Whereas with the Garmin Fenix 6, charging it weekly is not an uncommon thing, which is quite uncommon for a smart device.
Why the Fenix 6 and not the Polar Vantage V?
The Polar Vantage V is a great smartwatch but not my preferred sports smartwatch.
It has a touchscreen unlike the Fenix 6. But its touchscreen is pretty bad, so much so I sometimes would rather hazard a guess at which one of its five buttons is the right one to press. The Fenix 6 has the same amount of buttons and sometimes I end up making guesses too.
One main difference for sport gadget enthusiasts is the lack of ANT+. That means that you can’t pair the Polar Vantage V with a lot of sports accessories. This is a real bummer if you have stuff like power meters for your bike.
And remember how much I liked maps on the Garmin Fenix 6? Well, there isn’t anything like this here. Even cheap Wear OS watches have this feature so it’s a bit of a pity that the Polar Vantage V doesn’t.
In fact, the Vantage V has no app store. Pretty much what you get when you first unbox the smartwatch is what you’ll have for its lifespan. Polar did implement some new features in past updates such as the breathing timer app.
One little annoyance I have with the Vantage V is that there’s no way to turn off the watch. So I end up with a watch that’s always drained because I am reviewing some other watch and left it alone.
Another minor difference is that the Polar Vantage V does not have a NFC chip and therefore you can’t use contactless payments as you could with the Fenix 6’s Garmin Pay.
Let’s put it this way: the Polar Vantage V is a great smartwatch for runners but it offers nothing special for a cyclist. If you are a runner, then I’d say there are good reasons to consider the Vantage V such as its power meter that estimates power output when running and its training planner.
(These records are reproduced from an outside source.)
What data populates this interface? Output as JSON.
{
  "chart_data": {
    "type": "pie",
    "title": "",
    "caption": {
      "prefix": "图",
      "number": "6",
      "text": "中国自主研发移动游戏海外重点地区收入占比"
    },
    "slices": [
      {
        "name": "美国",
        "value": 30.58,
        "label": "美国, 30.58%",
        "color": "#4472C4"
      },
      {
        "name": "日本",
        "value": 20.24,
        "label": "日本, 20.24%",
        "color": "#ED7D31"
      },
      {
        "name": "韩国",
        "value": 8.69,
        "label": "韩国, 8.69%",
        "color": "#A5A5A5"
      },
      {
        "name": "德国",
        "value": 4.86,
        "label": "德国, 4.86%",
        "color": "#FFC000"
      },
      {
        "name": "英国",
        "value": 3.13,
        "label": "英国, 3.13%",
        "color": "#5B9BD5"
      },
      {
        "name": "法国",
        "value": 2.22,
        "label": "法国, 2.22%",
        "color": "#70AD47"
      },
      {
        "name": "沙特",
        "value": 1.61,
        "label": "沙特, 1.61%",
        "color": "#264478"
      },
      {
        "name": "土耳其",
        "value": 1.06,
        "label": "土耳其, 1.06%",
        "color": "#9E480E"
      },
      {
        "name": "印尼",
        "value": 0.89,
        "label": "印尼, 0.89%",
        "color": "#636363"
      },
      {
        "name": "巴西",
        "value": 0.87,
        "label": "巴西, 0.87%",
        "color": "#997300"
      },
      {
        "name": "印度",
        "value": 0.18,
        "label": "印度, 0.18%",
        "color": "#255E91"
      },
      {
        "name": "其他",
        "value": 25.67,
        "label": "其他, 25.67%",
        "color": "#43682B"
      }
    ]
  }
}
You just can’t go wrong with the Garmin Fenix 6 Pro/Sapphire
I think it’s very important to have the maps feature on the Fenix 6 and it’s worth paying the extra money for it.
The maps have brought me significant convenience and because the battery life of the Fenix 6 is fantastic, you can go on a century and still have battery left, even if you were tracking your exercise for the whole day.
Then there’s the superior analyses that the watches can give with the data just from its heart rate sensor. I can’t think of another watch that gives you such good coaching pointers. To add to that, I think the exercise routines that you can generate to prepare for a cycling race is also very useful to keep motivated.
Finally: ANT+. This is a standard used across many sports accessories and so it is a real pity that the Polar Vantage V doesn’t have it. But the Garmin Fenix 6 does, so it’s definitely more dynamic should you want to add some gadgets to it whether it’s a crank power meter or a temperature sensor.